I put this story together from a series of answers David Bowie gave to questions I didn’t have an opportunity to ask, at the Sydney press conference, Monday 16 February 2004. It was broadcast Saturday 21 February. The dialogue is book-ended with the songs ‘Changes’ – yes, a bit crass and predictable, but it actually suits the story – and ‘Try Some Buy Some’. I also managed to recycle info for a FilmInk version of the article. You can also listen to the story as you read.
Music: ‘Changes’ - David Bowie
Demetrius Romeo: David Bowie’s been making music for the better part of forty years. His career has been punctuated by embracing various musical genres – from cockney music hall to glam rock to soul to heavy metal – and his bringing to life numerous characters on stage and on record, including Major Tom, Ziggy Stardust and Aladdin Sane. Now David Bowie’s role is as a family man. After ten years of marriage to super model Iman, David’s a dad again, and, he says, he quite likes the role.

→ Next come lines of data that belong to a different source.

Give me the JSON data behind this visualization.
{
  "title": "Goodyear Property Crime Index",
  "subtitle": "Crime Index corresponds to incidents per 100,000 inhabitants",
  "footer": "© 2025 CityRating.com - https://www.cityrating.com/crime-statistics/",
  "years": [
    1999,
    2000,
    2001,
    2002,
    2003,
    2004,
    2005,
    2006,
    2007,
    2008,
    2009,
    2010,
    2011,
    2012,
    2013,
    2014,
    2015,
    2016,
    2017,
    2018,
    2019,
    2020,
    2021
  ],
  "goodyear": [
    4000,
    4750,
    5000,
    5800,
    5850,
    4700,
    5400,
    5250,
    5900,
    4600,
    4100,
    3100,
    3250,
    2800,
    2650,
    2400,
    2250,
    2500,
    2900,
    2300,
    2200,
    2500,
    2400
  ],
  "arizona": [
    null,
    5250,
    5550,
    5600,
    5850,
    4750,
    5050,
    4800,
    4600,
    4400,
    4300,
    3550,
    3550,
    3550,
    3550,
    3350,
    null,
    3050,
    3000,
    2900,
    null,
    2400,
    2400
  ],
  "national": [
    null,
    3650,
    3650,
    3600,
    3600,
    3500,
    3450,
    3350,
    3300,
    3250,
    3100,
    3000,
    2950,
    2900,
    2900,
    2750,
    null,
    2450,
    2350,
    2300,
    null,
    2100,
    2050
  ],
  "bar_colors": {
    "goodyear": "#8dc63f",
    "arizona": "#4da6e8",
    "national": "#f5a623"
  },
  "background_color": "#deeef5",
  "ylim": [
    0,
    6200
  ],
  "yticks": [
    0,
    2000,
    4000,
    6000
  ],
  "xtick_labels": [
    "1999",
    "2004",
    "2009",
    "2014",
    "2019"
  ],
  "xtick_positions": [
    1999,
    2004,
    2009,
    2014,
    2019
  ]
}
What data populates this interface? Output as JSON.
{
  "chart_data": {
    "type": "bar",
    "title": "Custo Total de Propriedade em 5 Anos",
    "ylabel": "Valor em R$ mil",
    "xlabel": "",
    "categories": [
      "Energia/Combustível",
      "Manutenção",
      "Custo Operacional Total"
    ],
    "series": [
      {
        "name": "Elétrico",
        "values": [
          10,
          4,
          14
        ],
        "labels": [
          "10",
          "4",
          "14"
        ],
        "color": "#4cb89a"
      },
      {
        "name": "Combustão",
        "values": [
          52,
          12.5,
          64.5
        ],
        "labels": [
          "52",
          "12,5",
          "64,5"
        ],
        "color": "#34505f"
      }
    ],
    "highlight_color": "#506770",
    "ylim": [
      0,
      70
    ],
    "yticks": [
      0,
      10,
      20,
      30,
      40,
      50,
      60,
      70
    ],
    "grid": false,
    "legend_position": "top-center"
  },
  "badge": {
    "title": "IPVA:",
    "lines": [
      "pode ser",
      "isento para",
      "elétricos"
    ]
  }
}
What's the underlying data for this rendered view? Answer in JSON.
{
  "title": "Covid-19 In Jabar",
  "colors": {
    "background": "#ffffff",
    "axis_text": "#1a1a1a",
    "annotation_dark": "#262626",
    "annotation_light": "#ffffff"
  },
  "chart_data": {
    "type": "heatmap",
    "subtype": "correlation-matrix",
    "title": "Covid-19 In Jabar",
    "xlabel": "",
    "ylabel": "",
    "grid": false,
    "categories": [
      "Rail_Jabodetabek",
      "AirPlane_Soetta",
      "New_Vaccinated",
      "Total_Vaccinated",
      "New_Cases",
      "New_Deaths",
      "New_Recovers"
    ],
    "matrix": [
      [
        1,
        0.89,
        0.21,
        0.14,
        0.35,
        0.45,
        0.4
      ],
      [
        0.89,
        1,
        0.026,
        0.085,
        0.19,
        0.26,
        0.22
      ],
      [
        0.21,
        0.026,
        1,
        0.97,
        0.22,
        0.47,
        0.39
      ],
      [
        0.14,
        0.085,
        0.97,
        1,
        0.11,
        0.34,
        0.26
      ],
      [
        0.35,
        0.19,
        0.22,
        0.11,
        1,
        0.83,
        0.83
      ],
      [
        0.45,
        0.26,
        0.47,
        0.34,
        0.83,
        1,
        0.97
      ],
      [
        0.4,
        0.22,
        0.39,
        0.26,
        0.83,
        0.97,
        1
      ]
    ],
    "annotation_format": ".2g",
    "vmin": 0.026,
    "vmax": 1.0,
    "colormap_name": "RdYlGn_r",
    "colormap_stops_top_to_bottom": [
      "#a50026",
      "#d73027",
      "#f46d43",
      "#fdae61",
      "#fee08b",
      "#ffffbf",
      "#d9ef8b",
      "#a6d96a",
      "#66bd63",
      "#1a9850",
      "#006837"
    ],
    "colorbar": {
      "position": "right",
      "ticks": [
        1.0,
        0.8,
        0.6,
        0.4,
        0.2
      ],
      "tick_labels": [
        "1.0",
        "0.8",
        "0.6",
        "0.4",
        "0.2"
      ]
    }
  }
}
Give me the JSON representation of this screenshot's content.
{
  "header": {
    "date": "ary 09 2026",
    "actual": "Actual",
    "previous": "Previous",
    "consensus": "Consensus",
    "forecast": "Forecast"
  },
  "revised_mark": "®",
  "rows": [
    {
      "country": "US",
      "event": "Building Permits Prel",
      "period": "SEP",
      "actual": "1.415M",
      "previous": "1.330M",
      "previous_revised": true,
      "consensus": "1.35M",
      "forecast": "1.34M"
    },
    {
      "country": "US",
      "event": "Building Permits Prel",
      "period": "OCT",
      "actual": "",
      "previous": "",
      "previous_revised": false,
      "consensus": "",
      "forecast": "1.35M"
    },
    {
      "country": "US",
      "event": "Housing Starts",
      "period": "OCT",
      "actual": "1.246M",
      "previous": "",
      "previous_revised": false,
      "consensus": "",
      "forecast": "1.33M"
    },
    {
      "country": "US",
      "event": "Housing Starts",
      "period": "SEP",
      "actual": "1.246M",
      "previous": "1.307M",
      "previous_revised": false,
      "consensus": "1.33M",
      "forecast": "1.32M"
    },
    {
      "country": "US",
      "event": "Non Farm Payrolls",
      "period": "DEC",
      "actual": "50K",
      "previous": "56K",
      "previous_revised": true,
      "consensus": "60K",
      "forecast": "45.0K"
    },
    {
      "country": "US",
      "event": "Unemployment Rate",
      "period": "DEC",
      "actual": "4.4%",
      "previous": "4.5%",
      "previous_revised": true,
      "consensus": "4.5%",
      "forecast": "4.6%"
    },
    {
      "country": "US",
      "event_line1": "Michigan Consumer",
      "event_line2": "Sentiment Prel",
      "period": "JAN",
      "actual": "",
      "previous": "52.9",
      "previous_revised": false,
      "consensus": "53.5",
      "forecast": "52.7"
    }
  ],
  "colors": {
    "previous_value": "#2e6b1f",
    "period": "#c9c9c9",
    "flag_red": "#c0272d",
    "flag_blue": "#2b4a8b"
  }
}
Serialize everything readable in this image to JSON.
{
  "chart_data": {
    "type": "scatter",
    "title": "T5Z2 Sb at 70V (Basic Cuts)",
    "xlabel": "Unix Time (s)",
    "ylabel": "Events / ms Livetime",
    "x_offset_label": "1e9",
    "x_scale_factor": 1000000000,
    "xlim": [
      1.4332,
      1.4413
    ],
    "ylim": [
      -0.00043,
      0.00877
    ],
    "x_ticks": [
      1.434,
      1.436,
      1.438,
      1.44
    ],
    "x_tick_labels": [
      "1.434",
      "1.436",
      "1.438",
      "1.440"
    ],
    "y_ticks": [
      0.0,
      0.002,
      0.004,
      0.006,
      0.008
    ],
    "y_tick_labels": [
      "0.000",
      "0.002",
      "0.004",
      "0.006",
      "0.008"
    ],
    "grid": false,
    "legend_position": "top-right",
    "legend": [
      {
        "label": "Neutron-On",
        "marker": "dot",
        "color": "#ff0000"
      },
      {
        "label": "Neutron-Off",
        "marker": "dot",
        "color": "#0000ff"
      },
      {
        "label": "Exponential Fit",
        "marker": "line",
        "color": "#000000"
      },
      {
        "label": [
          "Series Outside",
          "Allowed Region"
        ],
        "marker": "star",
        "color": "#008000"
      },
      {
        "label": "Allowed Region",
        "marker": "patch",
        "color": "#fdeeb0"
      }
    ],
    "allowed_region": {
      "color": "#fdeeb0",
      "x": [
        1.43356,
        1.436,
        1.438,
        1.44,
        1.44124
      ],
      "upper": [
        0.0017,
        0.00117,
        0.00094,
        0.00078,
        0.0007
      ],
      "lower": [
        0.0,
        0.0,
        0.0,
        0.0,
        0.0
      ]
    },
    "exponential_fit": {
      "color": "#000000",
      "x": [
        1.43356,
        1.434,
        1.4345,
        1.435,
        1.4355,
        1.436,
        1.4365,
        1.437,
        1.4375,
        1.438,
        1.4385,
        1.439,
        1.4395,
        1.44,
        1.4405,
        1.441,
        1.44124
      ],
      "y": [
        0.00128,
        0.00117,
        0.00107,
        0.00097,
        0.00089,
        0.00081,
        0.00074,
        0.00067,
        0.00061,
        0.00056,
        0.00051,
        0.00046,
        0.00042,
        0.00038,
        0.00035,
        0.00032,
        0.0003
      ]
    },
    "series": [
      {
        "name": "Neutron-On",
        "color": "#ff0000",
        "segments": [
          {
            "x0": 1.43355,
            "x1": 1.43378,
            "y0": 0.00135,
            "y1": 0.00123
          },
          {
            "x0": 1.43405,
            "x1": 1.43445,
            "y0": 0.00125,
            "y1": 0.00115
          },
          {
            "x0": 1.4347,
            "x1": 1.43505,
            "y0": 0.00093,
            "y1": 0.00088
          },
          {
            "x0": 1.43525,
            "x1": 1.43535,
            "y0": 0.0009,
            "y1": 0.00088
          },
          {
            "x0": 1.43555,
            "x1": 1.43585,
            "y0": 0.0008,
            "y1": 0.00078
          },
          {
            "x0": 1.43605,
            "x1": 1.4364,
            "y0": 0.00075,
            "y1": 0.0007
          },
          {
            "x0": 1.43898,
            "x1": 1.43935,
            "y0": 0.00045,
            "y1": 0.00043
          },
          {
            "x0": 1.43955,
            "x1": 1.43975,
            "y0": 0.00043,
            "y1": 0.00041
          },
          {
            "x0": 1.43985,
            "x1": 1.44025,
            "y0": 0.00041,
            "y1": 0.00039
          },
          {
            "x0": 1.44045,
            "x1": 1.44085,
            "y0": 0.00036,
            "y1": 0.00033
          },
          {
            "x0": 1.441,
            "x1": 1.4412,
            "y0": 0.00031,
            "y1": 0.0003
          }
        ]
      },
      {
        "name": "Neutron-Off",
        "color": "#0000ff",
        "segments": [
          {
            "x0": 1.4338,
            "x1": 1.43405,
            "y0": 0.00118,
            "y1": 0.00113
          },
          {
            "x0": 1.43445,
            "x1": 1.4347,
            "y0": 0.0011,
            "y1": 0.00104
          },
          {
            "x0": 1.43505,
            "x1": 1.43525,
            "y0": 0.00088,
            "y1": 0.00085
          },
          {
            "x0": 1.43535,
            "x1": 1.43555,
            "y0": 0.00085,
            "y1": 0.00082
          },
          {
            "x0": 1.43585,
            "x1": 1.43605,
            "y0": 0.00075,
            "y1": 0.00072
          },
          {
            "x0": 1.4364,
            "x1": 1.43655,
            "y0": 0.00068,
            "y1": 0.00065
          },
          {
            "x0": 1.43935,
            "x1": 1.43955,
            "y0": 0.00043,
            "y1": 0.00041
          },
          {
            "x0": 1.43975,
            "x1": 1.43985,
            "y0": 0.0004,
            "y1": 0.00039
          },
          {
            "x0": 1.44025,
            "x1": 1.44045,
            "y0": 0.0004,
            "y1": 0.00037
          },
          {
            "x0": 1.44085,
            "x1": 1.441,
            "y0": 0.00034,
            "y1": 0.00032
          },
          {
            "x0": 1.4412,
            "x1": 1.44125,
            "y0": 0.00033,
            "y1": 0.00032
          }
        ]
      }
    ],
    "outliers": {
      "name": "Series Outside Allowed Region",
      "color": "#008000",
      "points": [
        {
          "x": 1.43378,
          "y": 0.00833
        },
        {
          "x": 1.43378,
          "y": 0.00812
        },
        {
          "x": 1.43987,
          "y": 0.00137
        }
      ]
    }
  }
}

DAVID BOWIE: I mean I only got married because I was in a place that felt right about getting married, so I think that the change in me probably started a lot longer before. You know what I mean? I didn’t get married and suddenly I changed, I felt that I was, uh… I just felt that emotionally and mentally, I seemed to have come to a place where I felt grounded and I understood a lot more about myself and my immediate environment and how things are for me and how I react to things and all that. A lot better than I ever did before: and my writing has taken a turn for the positive, which, I think, if I were not married, and if things were as traumatic as they had been over the last few years, and being at the age that I am, I can quite see that I would have easily have found myself falling over into far more pessimistic, negative, even nihilistic frame of mind in my writing. And I do have to be careful; it’s very easy for me. I really swing. I can vascillate between very good moods and very bad moods, you know.
Demetrius Romeo: It seems that the contentment that David Bowie has with being himself in real life coincides with a contentment in being himself on stage. This is an underlying theme of Reality, his latest album, and his current tour. So, does the absence of the colourful characters on the stage and in the music rule them out of David Bowie’s future work?
DAVID BOWIE: I think it’s wise to say ‘never say never’, but I’m very happy as a performer doing what I’m doing at the moment. It’s never been so clean and so unencumbered with anything. It’s just a very simple performance in that way: I’m up with there with my really, really, great, strong band and we’re just interpreting my songs that I’ve done over the last thirty-five years. But I love writing little theatrical things and I can see it in the future as something I might want to do. Whether I’d be in it or not, I don’t know, these days, maybe not.
Demetrius Romeo: David Bowie has had an acting career running parallel to his music career. But, he says, the acting doesn’t seem as important these days.
DAVID BOWIE: I’d love to be a movie star, you know, and have my name on posters and photographs forty foot high and all that. But you’ve got to work so hard at it, the acting and all that you gotta do. And that really takes up time and I don’t think I’ve got a commitment to it, really. It’s great being offered little cameos now, which is generally what I have always been offered. I’ve had a couple of larger roles. But I don’t think I’m serious enough about it, and quite rightly, that’s why I’m not offered a huge amount of stuff to do because it’s not my profession, and it’s just wonderful if somebody like a Scorsese says, ‘do you want to wander on and do Pontius Pilate for five minutes?’ ‘Yes, smashing, what a crack that’ll be just to do that!’ I still choose anything that I do on the strength of the director. If it’s somebody that I really admire, or it’s a new guy and I think, ‘he really looks like he’d be interesting to work with’, I generally go on that. But Russell can sleep safely…
Demetrius Romeo: One place David Bowie does continue to engage in role-playing is in the performance of other people’s songs. Throughout his career, Bowie has frequently recorded cover versions, and there are three on the tour version of his current CD, Reality. One of them turns out to be an inadvertent tribute to George Harrison, ‘Try Some, Buy Some’.
Music: ‘Try Some, Buy Some’ - David Bowie
DAVID BOWIE: Ironically, I didn’t know it was a George Harrison song. Well, I must have known, but it never went in. For me it was the Ronnie Spector single that came out in 1974. And I knew it was the last – I think it was the last – single released by Apple Records at that particular time before it folded. It was just a phenomenal single. It didn’t do anything because I think Apple had run out of money, so they couldn’t promote it. Sounds like 2004, doesn’t it! I truly love the single; I thought it was just a wonderful piece of work. It was only when I was writing out all the data for the album cover that I recognised it as a George Harrison song. Course it is! It rather poignantly became an homage to George without actually trying… oh, you know what I mean.